Again, we felt like we were a little troop of scouts following the leader and the sound of leaves crunching under or feet happened in single file. John began looking in the creek as soon as it was visible from the trail, but he didn’t see one. We crossed over a bridge and went passed a picnic area along side farmland. We kept walking until there was an opening in the trees, then John quietly pointed at the water. There is was a tiny little platypus, that seemed a little over a foot long. It floated across the water and paddled along before getting spooked and diving under.

We were so excited by our nature discovery, that as we headed back out to the bus, we almost weren’t terrified by the giant orb-weaver spider that was sitting in its web only a few feet from the path.

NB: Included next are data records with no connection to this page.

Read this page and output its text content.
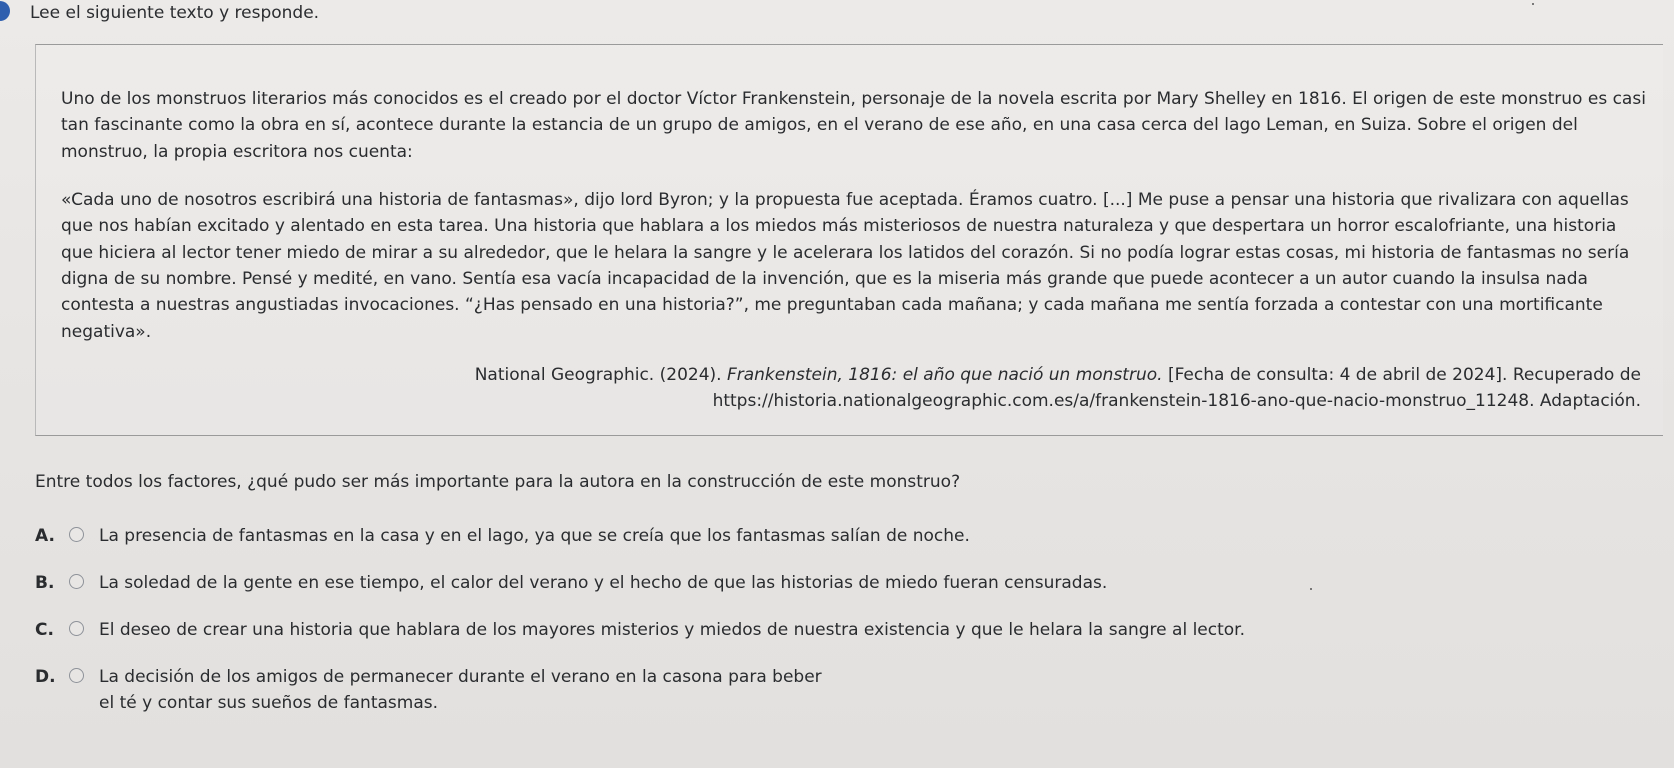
Lee el siguiente texto y responde.

Uno de los monstruos literarios más conocidos es el creado por el doctor Víctor Frankenstein, personaje de la novela escrita por Mary Shelley en 1816. El origen de este monstruo es casi tan fascinante como la obra en sí, acontece durante la estancia de un grupo de amigos, en el verano de ese año, en una casa cerca del lago Leman, en Suiza. Sobre el origen del monstruo, la propia escritora nos cuenta:

«Cada uno de nosotros escribirá una historia de fantasmas», dijo lord Byron; y la propuesta fue aceptada. Éramos cuatro. [...] Me puse a pensar una historia que rivalizara con aquellas que nos habían excitado y alentado en esta tarea. Una historia que hablara a los miedos más misteriosos de nuestra naturaleza y que despertara un horror escalofriante, una historia que hiciera al lector tener miedo de mirar a su alrededor, que le helara la sangre y le acelerara los latidos del corazón. Si no podía lograr estas cosas, mi historia de fantasmas no sería digna de su nombre. Pensé y medité, en vano. Sentía esa vacía incapacidad de la invención, que es la miseria más grande que puede acontecer a un autor cuando la insulsa nada contesta a nuestras angustiadas invocaciones. “¿Has pensado en una historia?”, me preguntaban cada mañana; y cada mañana me sentía forzada a contestar con una mortificante negativa».

National Geographic. (2024). Frankenstein, 1816: el año que nació un monstruo. [Fecha de consulta: 4 de abril de 2024]. Recuperado de https://historia.nationalgeographic.com.es/a/frankenstein-1816-ano-que-nacio-monstruo_11248. Adaptación.

Entre todos los factores, ¿qué pudo ser más importante para la autora en la construcción de este monstruo?

A.	La presencia de fantasmas en la casa y en el lago, ya que se creía que los fantasmas salían de noche.
B.	La soledad de la gente en ese tiempo, el calor del verano y el hecho de que las historias de miedo fueran censuradas.
C.	El deseo de crear una historia que hablara de los mayores misterios y miedos de nuestra existencia y que le helara la sangre al lector.
D.	La decisión de los amigos de permanecer durante el verano en la casona para beber el té y contar sus sueños de fantasmas.
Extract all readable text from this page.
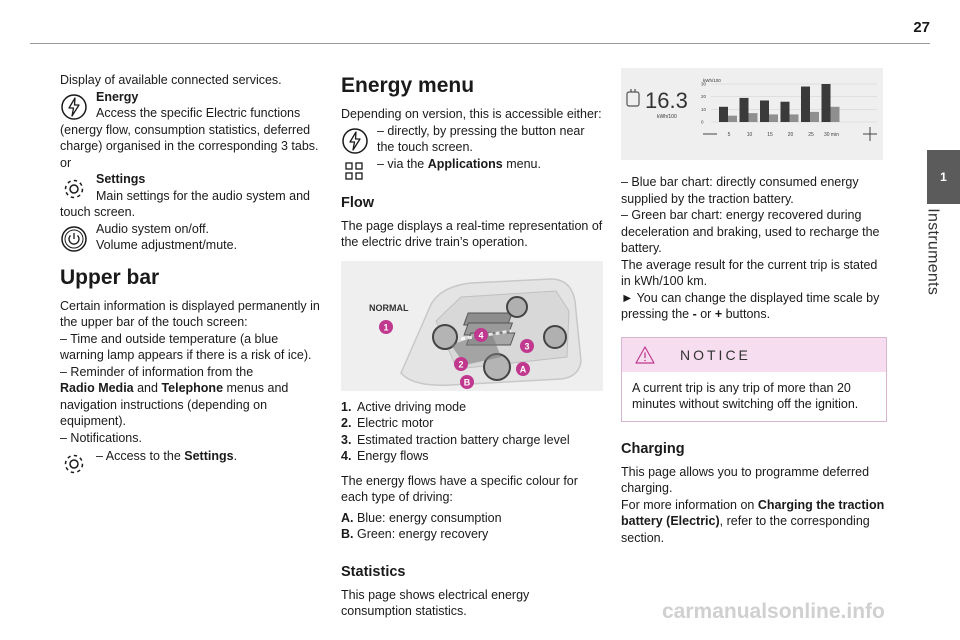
27
1
Instruments

Display of available connected services.

Energy

Access the specific Electric functions

(energy flow, consumption statistics, deferred charge) organised in the corresponding 3 tabs.

or

Settings

Main settings for the audio system and

touch screen.

Audio system on/off.

Volume adjustment/mute.

Upper bar

Certain information is displayed permanently in the upper bar of the touch screen:

– Time and outside temperature (a blue warning lamp appears if there is a risk of ice).

– Reminder of information from the
Radio Media and Telephone menus and navigation instructions (depending on equipment).

– Notifications.

– Access to the Settings.

Energy menu

Depending on version, this is accessible either:

– directly, by pressing the button near the touch screen.

– via the Applications menu.

Flow

The page displays a real-time representation of the electric drive train’s operation.

NORMAL
1
2
3
4
A
B
1. Active driving mode
2. Electric motor
3. Estimated traction battery charge level
4. Energy flows

The energy flows have a specific colour for each type of driving:

A. Blue: energy consumption
B. Green: energy recovery
Statistics

This page shows electrical energy consumption statistics.

16.3
kWh/100
kWh/100
30
20
10
0
5	10	15	20	25 30 min

– Blue bar chart: directly consumed energy supplied by the traction battery.

– Green bar chart: energy recovered during deceleration and braking, used to recharge the battery.

The average result for the current trip is stated in kWh/100 km.

► You can change the displayed time scale by pressing the - or + buttons.

NOTICE
A current trip is any trip of more than 20 minutes without switching off the ignition.
Charging

This page allows you to programme deferred charging.

For more information on Charging the traction battery (Electric), refer to the corresponding section.

carmanualsonline.info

The tour was winding down, but we still had one last stop at Lake Eacham. Similar to the Crater that we saw earlier, Lake Eacham had been formed by a large volcano. We had lots of time to walk around, swim with pool noodles, or jump off the pier into the lake. While some of the crew opted to jump in off the pier, Elizabeth and I started by heading down the path, where there were families and their kids playing in the water. It was said that there is one freshwater crocodile that hangs out in the lake, but isn’t known to have attacked anyone. We were careful to look out for anything that looked like a floating log, so that we wouldn’t be the first.

The lake was filled with fish and supposedly turtles (even though we didn’t see any). The water was around 70 degrees and comfortable for swimming around, especially compared to the creeks that we had been in throughout the day. We spent a little while floating around on some pool noodles, but eventually opted to join our fellow passengers by the pier. I took a few shots of me jumping in while holding the GoPro, before we were told to head back up to the bus.